From a tiny village to an independent city, Falls Church has come a long way in Virginia. The result today is an area rich in sites that receive particular attention from residents and visitors alike.
The Falls Church community often found itself participating as history was made. It was the case when George Washington himself belonged to the vestrymen of the very church from which the city takes its name. So was when the mighty general’s comrades read a copy of the U.S. Declaration of Independence more than 220 years ago. Although its past is not solely of good fortune and the area badly suffered as a battleground during the Civil War. It has eventually managed to become home to one of the most affluent communities in the entire nation.
The following sites and structures — silent witnesses to all that took place here — are totally worth a visit:
Let’s start with the church that gave the city its name. The Falls Church Episcopal is at 115 East Fairfax Street today. Despite several renovations that took place over the years, it still preserves its 1769 style and texture. In both form and spirit, therefore, this brick structure is an invaluable treasure even beyond the city. Schedule a docent tour via this link and you will almost experience time travel.
Cherry Hill Farmhouse
At 312 Park Avenue is the second of the area’s must-visits. An 1845 farmhouse on a piece of land that once was part of a pre-Revolutionary War plantation, most notably of fruit orchards. Cherry Hill Farmhouse has a Greek revival architecture style and preserves its authentic furniture from those early years. Inside the adjoining barn that is at least as old, there are tools that reflect the dominant economic activity in the region in the same episode of history.

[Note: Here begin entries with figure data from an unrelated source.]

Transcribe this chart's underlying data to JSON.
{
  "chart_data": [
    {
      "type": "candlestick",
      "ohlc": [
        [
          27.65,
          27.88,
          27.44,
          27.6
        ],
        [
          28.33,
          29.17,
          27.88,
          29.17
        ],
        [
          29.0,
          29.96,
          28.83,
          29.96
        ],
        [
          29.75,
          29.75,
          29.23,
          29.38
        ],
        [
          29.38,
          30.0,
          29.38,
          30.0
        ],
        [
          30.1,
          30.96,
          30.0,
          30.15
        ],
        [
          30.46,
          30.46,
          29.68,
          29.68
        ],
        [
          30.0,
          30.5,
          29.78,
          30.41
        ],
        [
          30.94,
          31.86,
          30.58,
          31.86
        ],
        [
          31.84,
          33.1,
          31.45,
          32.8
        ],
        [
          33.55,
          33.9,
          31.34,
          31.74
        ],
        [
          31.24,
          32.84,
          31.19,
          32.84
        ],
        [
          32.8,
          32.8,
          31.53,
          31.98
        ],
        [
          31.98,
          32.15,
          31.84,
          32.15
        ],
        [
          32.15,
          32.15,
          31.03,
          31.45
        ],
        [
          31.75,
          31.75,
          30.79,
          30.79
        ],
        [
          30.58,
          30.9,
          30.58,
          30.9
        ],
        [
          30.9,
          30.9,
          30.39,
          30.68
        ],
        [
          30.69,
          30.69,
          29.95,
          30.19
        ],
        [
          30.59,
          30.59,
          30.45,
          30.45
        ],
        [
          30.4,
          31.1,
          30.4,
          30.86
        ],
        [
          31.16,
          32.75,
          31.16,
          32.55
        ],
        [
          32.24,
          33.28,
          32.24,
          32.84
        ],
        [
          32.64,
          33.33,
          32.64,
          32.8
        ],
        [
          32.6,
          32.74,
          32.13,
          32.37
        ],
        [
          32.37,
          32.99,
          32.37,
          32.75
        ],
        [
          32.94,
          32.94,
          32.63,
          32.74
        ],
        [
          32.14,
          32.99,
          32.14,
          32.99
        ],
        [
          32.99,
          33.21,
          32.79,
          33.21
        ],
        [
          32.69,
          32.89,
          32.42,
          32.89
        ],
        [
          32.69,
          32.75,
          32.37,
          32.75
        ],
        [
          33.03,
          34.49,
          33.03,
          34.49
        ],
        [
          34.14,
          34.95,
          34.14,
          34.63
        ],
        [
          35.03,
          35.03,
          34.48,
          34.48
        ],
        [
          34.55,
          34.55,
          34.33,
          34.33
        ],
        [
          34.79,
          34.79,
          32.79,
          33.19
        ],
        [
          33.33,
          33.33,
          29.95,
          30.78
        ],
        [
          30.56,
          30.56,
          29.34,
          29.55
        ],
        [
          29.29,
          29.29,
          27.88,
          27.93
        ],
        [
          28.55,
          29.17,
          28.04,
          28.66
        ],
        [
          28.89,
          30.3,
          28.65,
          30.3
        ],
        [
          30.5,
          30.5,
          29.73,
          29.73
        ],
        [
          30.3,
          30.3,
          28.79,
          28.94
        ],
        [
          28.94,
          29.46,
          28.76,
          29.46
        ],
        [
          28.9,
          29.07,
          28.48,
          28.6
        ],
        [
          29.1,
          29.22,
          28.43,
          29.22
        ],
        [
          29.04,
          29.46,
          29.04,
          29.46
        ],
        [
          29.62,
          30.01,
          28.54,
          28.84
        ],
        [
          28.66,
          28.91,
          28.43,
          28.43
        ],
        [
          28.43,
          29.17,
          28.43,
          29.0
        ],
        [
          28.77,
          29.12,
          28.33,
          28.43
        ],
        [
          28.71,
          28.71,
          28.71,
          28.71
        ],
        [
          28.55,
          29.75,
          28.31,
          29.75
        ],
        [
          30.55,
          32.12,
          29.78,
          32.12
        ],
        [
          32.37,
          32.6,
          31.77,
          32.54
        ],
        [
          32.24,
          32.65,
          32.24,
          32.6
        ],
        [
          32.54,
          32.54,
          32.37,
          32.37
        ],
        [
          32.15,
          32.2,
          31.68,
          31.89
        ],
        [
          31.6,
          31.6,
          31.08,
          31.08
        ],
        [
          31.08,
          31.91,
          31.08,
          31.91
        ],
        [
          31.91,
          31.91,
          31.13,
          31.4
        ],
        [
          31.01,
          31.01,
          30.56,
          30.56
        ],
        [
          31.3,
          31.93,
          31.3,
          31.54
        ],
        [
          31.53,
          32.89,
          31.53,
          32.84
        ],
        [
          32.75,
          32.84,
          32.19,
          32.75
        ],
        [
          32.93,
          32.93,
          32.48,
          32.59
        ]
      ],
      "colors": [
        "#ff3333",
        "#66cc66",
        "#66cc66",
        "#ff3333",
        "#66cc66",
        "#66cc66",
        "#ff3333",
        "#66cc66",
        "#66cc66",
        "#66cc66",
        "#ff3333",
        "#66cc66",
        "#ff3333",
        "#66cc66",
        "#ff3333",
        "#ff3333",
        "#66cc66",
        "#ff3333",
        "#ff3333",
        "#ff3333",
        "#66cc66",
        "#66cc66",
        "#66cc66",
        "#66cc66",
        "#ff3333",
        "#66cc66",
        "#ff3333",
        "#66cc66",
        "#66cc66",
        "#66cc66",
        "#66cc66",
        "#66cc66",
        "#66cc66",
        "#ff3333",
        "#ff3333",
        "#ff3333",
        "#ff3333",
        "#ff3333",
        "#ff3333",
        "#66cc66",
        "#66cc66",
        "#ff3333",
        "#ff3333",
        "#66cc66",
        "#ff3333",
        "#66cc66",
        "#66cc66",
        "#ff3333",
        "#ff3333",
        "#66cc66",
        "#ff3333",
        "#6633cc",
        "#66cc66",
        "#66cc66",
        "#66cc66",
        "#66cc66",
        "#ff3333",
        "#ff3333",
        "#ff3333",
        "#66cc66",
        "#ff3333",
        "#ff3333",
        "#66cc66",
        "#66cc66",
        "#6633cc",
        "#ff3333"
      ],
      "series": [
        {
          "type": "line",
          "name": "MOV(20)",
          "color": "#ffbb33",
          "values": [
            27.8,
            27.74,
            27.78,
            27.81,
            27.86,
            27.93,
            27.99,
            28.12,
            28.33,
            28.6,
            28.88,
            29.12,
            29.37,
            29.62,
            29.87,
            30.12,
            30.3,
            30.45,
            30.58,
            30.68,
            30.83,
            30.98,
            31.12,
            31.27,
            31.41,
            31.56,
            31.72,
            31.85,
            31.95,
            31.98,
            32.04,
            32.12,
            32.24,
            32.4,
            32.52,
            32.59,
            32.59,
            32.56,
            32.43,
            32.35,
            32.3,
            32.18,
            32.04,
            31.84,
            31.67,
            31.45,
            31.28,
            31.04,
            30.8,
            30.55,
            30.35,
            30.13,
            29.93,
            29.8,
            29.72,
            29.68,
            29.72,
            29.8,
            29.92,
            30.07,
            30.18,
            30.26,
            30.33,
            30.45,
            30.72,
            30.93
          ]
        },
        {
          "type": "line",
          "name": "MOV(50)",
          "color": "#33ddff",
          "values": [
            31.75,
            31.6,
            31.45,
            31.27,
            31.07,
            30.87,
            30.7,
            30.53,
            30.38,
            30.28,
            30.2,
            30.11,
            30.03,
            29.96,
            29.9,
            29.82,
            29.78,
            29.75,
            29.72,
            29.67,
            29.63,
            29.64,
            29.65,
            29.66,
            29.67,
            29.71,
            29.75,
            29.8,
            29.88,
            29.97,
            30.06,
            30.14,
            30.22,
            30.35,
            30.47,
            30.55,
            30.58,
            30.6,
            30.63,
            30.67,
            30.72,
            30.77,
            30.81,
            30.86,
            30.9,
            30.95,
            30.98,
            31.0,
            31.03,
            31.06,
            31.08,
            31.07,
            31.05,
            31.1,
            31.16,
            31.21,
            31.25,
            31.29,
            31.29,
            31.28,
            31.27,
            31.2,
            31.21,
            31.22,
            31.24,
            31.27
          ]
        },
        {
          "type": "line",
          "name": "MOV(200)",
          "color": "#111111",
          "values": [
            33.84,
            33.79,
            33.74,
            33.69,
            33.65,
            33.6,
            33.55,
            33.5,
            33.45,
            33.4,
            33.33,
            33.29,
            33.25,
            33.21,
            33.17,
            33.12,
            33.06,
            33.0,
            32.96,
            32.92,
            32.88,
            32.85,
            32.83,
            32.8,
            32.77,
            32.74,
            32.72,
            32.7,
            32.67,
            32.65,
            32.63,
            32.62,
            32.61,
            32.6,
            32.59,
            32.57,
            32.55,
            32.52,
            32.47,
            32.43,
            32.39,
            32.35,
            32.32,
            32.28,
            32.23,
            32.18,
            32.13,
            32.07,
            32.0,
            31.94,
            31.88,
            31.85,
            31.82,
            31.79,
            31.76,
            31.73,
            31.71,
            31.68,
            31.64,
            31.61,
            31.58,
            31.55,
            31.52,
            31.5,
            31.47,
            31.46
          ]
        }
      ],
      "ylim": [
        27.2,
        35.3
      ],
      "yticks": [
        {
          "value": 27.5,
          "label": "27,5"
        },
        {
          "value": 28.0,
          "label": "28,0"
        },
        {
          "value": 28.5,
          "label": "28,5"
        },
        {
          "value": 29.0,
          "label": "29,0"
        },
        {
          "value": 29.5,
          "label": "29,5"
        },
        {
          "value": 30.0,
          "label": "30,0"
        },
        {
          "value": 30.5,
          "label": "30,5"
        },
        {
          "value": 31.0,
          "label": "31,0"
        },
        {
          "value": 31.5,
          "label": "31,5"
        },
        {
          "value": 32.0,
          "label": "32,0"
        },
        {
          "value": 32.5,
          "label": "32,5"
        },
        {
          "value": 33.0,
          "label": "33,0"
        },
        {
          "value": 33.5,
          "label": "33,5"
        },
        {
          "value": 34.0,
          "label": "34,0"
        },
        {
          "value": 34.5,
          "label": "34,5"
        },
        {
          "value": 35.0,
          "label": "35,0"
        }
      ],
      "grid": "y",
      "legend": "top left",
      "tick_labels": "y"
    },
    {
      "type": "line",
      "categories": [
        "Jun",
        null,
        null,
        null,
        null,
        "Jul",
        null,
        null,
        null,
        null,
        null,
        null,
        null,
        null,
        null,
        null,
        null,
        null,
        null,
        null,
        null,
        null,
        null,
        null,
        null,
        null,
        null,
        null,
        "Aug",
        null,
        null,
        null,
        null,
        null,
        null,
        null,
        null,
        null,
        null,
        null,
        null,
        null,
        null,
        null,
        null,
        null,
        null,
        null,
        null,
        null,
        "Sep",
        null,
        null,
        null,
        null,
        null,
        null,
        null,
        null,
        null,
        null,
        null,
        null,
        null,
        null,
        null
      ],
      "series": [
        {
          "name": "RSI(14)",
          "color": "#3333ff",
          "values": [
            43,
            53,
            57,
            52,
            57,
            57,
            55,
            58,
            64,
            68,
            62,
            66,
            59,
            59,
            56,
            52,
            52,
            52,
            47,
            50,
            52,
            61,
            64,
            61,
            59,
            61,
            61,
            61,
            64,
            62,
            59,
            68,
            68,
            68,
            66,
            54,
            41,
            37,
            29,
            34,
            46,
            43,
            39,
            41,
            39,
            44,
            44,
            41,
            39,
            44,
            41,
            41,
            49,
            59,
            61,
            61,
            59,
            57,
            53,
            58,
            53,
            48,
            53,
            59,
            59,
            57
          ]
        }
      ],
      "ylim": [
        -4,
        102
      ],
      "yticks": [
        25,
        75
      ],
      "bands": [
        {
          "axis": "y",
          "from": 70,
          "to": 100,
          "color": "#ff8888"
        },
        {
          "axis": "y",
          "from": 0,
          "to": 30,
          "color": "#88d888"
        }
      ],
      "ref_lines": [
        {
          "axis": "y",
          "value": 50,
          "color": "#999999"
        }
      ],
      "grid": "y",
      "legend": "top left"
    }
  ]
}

Outside the times when the City enforces closures for purposes of maintenance and safety, Cherry Hill Farmhouse remains open for visits by guided tours from Tuesday through Saturday. It is also possible to rent it for a multitude of events including weddings.
1915, Falls Church ordered residential segregation. The ordinance concerned the African American residents of Tinner Hill, who had settled west of the city following the Civil War. They bravely resisted that ordinance and joined the National Association for the Advancement of Colored People to be its first rural branch. At 106 Tinner Hill Road today, there is an inspiring civil rights monument, a stone arch carved out of granite quarried from underneath the neighborhood.
Two of D.C.’s original 1791 milestones, which marked the official boundary between Maryland and Virginia, are in Falls Church, too. You will find one at Andrew Ellicott Parkand the other at Benjamin Banneker Park. They are just over a mile apart from each other east of the city near Arlington.
Historic Private Residences
Finally, the City has put together a map for longer yet still convenient walking tours of the Falls Church’s Historic Sights. With it, the City promises, you will discover an elegant Victorian town. At an average pace, the two-mile course shouldn’t take more than an hour, no matter how many pictures you may understandably want to take.